Like the other network stations that serve Plattsburgh and Burlington, WPTZ has a large audience in southern Quebec, Canada. This includes Montreal, a city with ten times as many people as all of WPTZ's entire American viewing area. For many years, station promos and IDs have read "North Pole–Plattsburgh–Burlington–Montreal" or "Plattsburgh–Burlington–Montreal" to acknowledge its large cable viewership in Canada.

WPTZ is widely carried on cable in the province of Quebec as far north as Saguenay and as far east as Gaspé.

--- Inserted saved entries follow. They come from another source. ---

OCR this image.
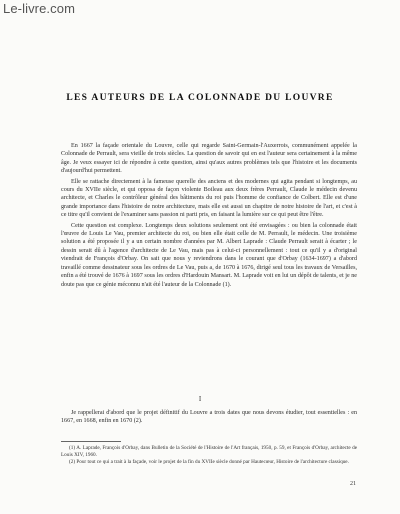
Le-livre.com
LES AUTEURS DE LA COLONNADE DU LOUVRE

En 1667 la façade orientale du Louvre, celle qui regarde Saint-Germain-l'Auxerrois, communément appelée la Colonnade de Perrault, sera vieille de trois siècles. La question de savoir qui en est l'auteur sera certainement à la même âge. Je veux essayer ici de répondre à cette question, ainsi qu'aux autres problèmes tels que l'histoire et les documents d'aujourd'hui permettent.

Elle se rattache directement à la fameuse querelle des anciens et des modernes qui agita pendant si longtemps, au cours du XVIIe siècle, et qui opposa de façon violente Boileau aux deux frères Perrault, Claude le médecin devenu architecte, et Charles le contrôleur général des bâtiments du roi puis l'homme de confiance de Colbert. Elle est d'une grande importance dans l'histoire de notre architecture, mais elle est aussi un chapitre de notre histoire de l'art, et c'est à ce titre qu'il convient de l'examiner sans passion ni parti pris, en faisant la lumière sur ce qui peut être l'être.

Cette question est complexe. Longtemps deux solutions seulement ont été envisagées : ou bien la colonnade était l'œuvre de Louis Le Vau, premier architecte du roi, ou bien elle était celle de M. Perrault, le médecin. Une troisième solution a été proposée il y a un certain nombre d'années par M. Albert Laprade : Claude Perrault serait à écarter ; le dessin serait dû à l'agence d'architecte de Le Vau, mais pas à celui-ci personnellement : tout ce qu'il y a d'original viendrait de François d'Orbay. On sait que nous y reviendrons dans le courant que d'Orbay (1634-1697) a d'abord travaillé comme dessinateur sous les ordres de Le Vau, puis a, de 1670 à 1676, dirigé seul tous les travaux de Versailles, enfin a été trouvé de 1676 à 1697 sous les ordres d'Hardouin Mansart. M. Laprade voit en lui un dépôt de talents, et je ne doute pas que ce génie méconnu n'ait été l'auteur de la Colonnade (1).

I

Je rappellerai d'abord que le projet définitif du Louvre a trois dates que nous devons étudier, tout essentielles : en 1667, en 1668, enfin en 1670 (2).

(1) A. Laprade, François d'Orbay, dans Bulletin de la Société de l'Histoire de l'Art français, 1950, p. 59, et François d'Orbay, architecte de Louis XIV, 1960.

(2) Pour tout ce qui a trait à la façade, voir le projet de la fin du XVIIe siècle donné par Hautecœur, Histoire de l'architecture classique.

21
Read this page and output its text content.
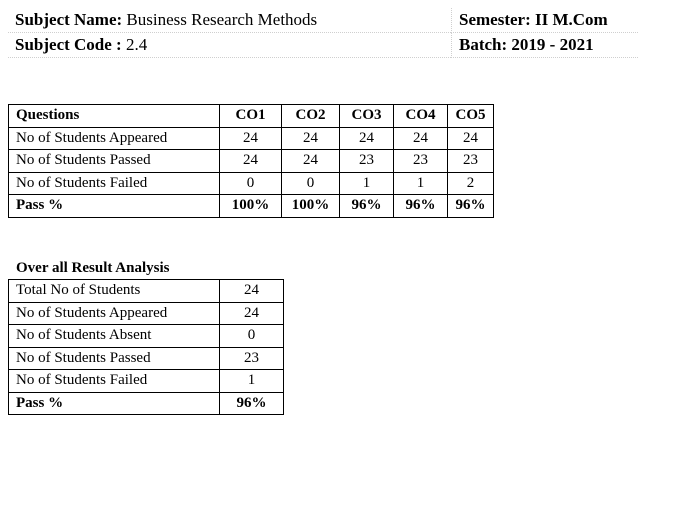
Subject Name: Business Research Methods
Subject Code : 2.4
Semester: II M.Com
Batch: 2019 - 2021
Questions	CO1	CO2	CO3	CO4	CO5
No of Students Appeared	24	24	24	24	24
No of Students Passed	24	24	23	23	23
No of Students Failed	0	0	1	1	2
Pass %	100%	100%	96%	96%	96%
Over all Result Analysis
Total No of Students	24
No of Students Appeared	24
No of Students Absent	0
No of Students Passed	23
No of Students Failed	1
Pass %	96%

In addition, Southern Quebec viewers can also pick up WPTZ's over-the-air signal with a well-placed antenna. The Canadian Radio-television and Telecommunications Commission (CRTC)'s simultaneous substitution rules mandate cable systems to replace WPTZ's signal with that of CFCF-DT, CKMI-DT, or CJNT-DT within their broadcasting areas when one of those stations is airing the same program at the same time as WPTZ.